Gibbons works with the Missouri Rural Crisis Center and said small family farmers he talked to are struggling.

“Farmers pay retail and sale wholesale," he said. "They’re paying retail prices for all the inputs that go into farming and they’re not seeing much if any increase in the prices that they’re paid.”

Gibbons blamed corporate greed for high-cost farmers and consumers pay and said he wants government action to prevent mergers and monopolies of large companies.

Farmer Lucas Heinen said he has seen some people struggle and the economy is having an impact on him too.

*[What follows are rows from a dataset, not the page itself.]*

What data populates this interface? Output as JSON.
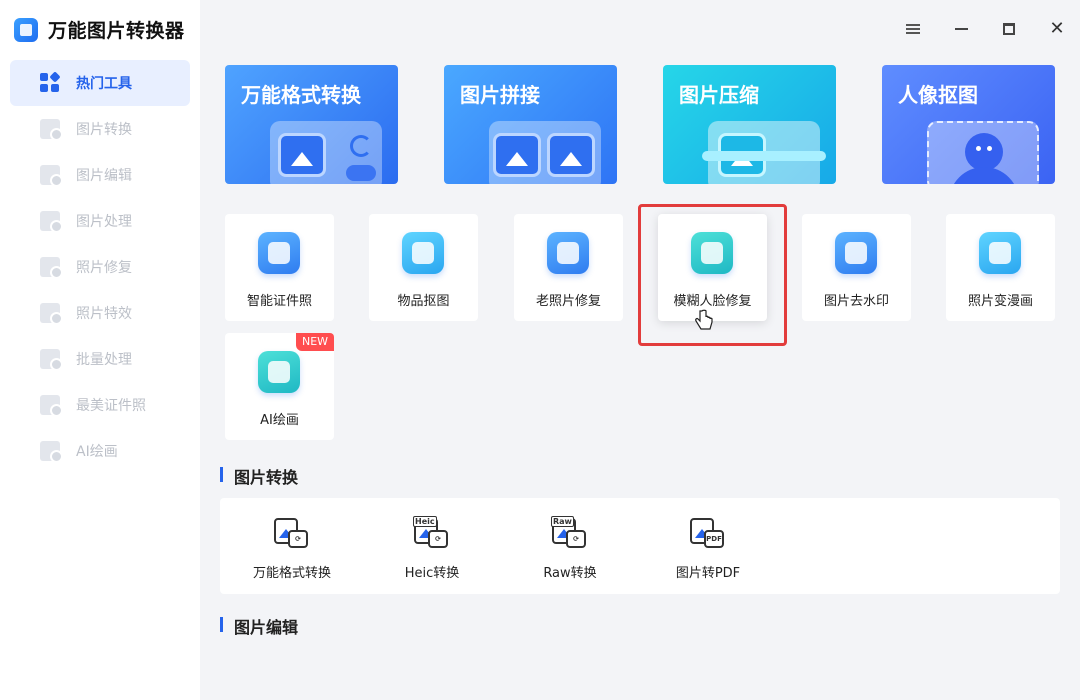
{
  "app": {
    "title": "万能图片转换器"
  },
  "sidebar": {
    "items": [
      {
        "label": "热门工具",
        "active": true
      },
      {
        "label": "图片转换"
      },
      {
        "label": "图片编辑"
      },
      {
        "label": "图片处理"
      },
      {
        "label": "照片修复"
      },
      {
        "label": "照片特效"
      },
      {
        "label": "批量处理"
      },
      {
        "label": "最美证件照"
      },
      {
        "label": "AI绘画"
      }
    ]
  },
  "hero_cards": [
    {
      "label": "万能格式转换"
    },
    {
      "label": "图片拼接"
    },
    {
      "label": "图片压缩"
    },
    {
      "label": "人像抠图"
    }
  ],
  "tools": [
    {
      "label": "智能证件照"
    },
    {
      "label": "物品抠图"
    },
    {
      "label": "老照片修复"
    },
    {
      "label": "模糊人脸修复",
      "highlighted": true
    },
    {
      "label": "图片去水印"
    },
    {
      "label": "照片变漫画"
    },
    {
      "label": "AI绘画",
      "badge": "NEW"
    }
  ],
  "sections": {
    "convert": {
      "title": "图片转换",
      "items": [
        {
          "label": "万能格式转换"
        },
        {
          "label": "Heic转换",
          "tag": "Heic"
        },
        {
          "label": "Raw转换",
          "tag": "Raw"
        },
        {
          "label": "图片转PDF",
          "badge": "PDF"
        }
      ]
    },
    "edit": {
      "title": "图片编辑"
    }
  },
  "colors": {
    "accent": "#2563eb",
    "highlight_border": "#e23c3c",
    "new_badge": "#ff4d4f"
  }
}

"When we go to the grocery store, when we fill up our gas tank, I know what they’re going through and it’s terrible," he said.

Heinen farms corn and soybeans and said it used to cost him over $300 to fill the fuel tank of his combine. Now, he's paying around $900.

“At $900 a fill-up, you make sure you put the lid on tight because that stuff's expensive," Heinen said.

Inflation rising at 9.1% was a surprise to economist Frank Lenk.

“I thought we’d see a little bit of moderation, not much. I didn’t expect much, but I really thought that maybe energy prices had sort of maxed out, not increasing as fast, but that didn’t occur," he said.

Lenk is with the MId-America Regional Council and said the chances of a recession have increased, but there may be some good news.

“At some point inflation will peak," Lenk said. "It doesn't mean prices will go down, but they won’t increase as much and when that begins to happen the FED may let up on their policy."

Despite an uncertain future, Heinen is not letting a bad economic report card sour his mood.

"I’m optimistic that the best is yet to come, and I’ll think we’ll pull through this, but it’s going to be tough for a while.”